Enwonwu explained the importance of Anyanwu for envisioning Nigeria’s national consciousness at the dawn of independence: “My aim was to symbolise our rising nation. I have tried to combine material, crafts, and tradition, to express a conception that is based on womanhood—woman, the mother and nourisher of man. In our rising nation, I see the forces embodied in womanhood; the beginning, and then, the development and flowering into the fullest stature of a nation—a people!
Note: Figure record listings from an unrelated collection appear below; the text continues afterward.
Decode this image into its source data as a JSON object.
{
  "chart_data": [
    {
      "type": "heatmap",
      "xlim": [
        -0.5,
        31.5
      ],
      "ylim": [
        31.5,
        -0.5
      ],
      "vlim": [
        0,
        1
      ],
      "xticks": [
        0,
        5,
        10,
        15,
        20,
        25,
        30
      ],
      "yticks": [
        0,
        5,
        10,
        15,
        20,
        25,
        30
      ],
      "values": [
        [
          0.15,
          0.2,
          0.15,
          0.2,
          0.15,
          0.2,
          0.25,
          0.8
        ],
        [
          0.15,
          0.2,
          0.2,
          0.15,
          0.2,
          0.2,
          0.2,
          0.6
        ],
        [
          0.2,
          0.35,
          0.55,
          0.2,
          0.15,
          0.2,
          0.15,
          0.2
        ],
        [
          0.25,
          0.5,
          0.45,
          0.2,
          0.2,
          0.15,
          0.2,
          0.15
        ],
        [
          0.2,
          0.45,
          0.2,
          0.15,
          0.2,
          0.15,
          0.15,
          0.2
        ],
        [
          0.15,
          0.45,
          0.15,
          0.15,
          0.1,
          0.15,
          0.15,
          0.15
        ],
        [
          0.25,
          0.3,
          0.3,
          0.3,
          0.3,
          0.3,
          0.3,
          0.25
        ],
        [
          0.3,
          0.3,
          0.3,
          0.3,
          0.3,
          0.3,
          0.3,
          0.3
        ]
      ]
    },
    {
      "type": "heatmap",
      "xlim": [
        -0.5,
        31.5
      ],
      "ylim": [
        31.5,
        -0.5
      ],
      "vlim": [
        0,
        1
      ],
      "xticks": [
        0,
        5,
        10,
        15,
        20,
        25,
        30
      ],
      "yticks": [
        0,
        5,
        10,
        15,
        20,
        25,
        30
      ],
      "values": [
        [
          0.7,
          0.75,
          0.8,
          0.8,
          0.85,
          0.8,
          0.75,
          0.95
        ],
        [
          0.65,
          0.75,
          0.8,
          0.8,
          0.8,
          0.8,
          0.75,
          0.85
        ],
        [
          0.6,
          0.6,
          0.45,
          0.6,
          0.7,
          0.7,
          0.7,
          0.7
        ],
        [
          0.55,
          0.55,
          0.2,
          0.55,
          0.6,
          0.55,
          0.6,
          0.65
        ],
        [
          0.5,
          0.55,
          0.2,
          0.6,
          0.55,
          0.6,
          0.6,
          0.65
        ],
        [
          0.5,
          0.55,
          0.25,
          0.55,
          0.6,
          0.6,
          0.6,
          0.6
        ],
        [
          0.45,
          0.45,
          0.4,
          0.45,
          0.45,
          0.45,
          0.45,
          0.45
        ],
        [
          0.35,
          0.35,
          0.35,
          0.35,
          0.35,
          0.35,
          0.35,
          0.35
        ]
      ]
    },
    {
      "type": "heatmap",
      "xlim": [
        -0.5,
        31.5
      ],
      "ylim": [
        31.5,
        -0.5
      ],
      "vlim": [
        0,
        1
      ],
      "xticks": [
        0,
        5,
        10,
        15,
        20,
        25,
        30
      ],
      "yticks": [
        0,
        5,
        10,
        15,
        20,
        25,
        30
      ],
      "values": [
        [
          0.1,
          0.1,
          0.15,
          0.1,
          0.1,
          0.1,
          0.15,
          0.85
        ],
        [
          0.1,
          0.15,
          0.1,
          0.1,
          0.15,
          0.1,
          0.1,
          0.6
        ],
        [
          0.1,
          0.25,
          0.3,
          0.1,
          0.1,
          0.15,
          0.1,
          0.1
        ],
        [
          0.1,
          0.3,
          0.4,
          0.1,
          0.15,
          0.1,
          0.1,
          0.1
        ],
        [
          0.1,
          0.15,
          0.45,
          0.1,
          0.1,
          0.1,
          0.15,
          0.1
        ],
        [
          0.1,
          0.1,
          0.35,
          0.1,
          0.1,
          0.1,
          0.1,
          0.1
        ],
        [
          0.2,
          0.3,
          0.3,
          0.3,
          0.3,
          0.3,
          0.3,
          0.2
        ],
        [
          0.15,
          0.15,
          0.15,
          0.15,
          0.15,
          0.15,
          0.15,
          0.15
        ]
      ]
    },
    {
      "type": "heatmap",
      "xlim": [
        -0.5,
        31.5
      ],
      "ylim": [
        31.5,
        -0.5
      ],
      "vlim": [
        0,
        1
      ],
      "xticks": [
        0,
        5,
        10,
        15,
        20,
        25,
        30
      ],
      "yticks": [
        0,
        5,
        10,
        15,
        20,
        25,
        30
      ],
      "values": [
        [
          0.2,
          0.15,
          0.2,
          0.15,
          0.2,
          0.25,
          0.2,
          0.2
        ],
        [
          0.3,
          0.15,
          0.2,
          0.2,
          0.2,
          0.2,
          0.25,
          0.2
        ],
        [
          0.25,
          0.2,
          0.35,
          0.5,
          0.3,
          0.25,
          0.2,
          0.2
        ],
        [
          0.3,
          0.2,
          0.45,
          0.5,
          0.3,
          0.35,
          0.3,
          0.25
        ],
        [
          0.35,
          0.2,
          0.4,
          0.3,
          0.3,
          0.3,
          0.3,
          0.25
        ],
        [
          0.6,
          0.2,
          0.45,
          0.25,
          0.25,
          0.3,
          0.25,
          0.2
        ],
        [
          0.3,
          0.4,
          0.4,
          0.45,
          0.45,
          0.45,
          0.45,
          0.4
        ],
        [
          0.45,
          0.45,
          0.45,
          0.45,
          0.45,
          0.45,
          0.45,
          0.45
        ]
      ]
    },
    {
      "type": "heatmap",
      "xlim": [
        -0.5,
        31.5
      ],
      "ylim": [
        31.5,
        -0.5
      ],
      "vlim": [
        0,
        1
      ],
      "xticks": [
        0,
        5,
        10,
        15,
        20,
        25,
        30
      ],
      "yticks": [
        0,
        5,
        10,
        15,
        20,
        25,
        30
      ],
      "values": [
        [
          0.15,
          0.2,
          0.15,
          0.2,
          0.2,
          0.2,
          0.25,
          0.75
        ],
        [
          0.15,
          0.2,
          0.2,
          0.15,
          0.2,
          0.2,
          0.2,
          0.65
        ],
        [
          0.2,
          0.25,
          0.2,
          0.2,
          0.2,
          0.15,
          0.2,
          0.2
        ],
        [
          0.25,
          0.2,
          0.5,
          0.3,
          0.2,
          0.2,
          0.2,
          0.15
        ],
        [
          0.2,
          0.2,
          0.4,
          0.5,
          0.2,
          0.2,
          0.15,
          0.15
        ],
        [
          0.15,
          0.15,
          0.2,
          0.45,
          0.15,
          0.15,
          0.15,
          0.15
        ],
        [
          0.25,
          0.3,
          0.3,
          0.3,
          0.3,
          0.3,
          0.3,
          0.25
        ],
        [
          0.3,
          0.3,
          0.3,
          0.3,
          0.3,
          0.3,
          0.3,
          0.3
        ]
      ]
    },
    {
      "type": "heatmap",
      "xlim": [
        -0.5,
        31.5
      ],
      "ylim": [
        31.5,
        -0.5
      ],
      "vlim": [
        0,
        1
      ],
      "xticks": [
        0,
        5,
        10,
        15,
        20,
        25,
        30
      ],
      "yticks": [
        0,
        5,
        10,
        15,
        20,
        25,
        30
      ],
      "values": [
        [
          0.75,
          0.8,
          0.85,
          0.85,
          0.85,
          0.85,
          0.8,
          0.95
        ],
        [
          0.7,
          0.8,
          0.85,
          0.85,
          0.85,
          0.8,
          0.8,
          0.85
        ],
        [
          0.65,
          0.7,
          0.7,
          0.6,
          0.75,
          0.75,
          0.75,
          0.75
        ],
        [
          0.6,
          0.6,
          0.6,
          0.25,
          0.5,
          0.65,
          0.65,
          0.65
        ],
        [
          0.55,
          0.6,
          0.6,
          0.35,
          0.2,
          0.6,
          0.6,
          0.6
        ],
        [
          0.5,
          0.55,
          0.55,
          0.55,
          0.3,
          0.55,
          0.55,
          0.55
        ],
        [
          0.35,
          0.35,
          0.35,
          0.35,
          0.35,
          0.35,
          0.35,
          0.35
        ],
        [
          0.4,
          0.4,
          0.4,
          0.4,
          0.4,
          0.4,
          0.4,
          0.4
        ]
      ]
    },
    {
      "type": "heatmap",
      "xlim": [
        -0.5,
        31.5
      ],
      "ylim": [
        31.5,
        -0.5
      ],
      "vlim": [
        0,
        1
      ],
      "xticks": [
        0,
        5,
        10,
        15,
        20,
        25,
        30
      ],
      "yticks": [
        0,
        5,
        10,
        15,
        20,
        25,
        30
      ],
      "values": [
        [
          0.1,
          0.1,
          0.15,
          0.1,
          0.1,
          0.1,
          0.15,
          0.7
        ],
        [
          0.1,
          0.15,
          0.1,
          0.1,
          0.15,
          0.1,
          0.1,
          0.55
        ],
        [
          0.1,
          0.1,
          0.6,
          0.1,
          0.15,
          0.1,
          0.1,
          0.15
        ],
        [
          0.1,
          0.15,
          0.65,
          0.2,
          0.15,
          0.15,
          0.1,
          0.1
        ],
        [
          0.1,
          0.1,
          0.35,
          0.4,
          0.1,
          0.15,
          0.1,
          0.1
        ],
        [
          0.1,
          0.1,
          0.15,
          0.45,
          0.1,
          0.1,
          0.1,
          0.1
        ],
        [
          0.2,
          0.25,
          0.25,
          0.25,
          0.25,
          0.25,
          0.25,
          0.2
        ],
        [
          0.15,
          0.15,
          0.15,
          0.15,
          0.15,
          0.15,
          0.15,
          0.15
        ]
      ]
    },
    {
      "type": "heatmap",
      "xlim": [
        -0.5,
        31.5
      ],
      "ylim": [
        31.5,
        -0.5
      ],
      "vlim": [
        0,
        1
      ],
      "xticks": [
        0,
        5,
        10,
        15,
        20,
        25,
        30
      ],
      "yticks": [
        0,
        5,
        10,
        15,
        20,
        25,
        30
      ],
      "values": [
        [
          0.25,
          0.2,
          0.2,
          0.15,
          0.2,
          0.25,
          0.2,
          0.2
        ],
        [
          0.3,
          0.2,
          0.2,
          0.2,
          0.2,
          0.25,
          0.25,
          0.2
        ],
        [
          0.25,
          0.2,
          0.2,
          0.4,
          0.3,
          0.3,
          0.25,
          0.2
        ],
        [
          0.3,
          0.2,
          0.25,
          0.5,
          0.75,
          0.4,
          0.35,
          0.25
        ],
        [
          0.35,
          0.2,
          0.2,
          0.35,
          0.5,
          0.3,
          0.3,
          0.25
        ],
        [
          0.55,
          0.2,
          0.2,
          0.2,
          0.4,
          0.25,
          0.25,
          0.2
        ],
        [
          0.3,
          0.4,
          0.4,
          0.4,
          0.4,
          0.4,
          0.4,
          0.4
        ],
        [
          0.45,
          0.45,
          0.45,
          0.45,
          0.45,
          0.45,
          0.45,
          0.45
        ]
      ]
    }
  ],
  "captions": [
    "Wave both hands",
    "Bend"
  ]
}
This sculpture is spiritual in conception, rhythmic in movement, and three dimensional in its architectural setting—these qualities are characteristic of the sculptures of my ancestors.”

In Black Culture (1986), Enwonwu references the Negritude ideology, suggesting his affinity with the artists of the Harlem Renaissance, of whom he encountered during his exhibition and tour in the United States in 1950.

In recent years, a number of Enwonwu’s works have made international headlines with record-breaking figures at auctions, including his iconic painting of princess Tutu which sold for over a million pounds after it was found in a London apartment in 2018. Soon after, his painting “Christine”, a portrait of an African-American woman living in Lagos in the 1970s, also achieved record sales.

Ben Enwonwu’s various artworks, critical writings, and commentary on the art of his time are among the most substantial records of any modern artist globally. 

A catalogue accompanying this presentation includes a text by Dr. Sylvester Okwunodu Ogbechie, Professor at University of California, Santa Barbara, and the author of the seminal publication about the artist, “Ben Enwonwu: The Making of An African Modernist”.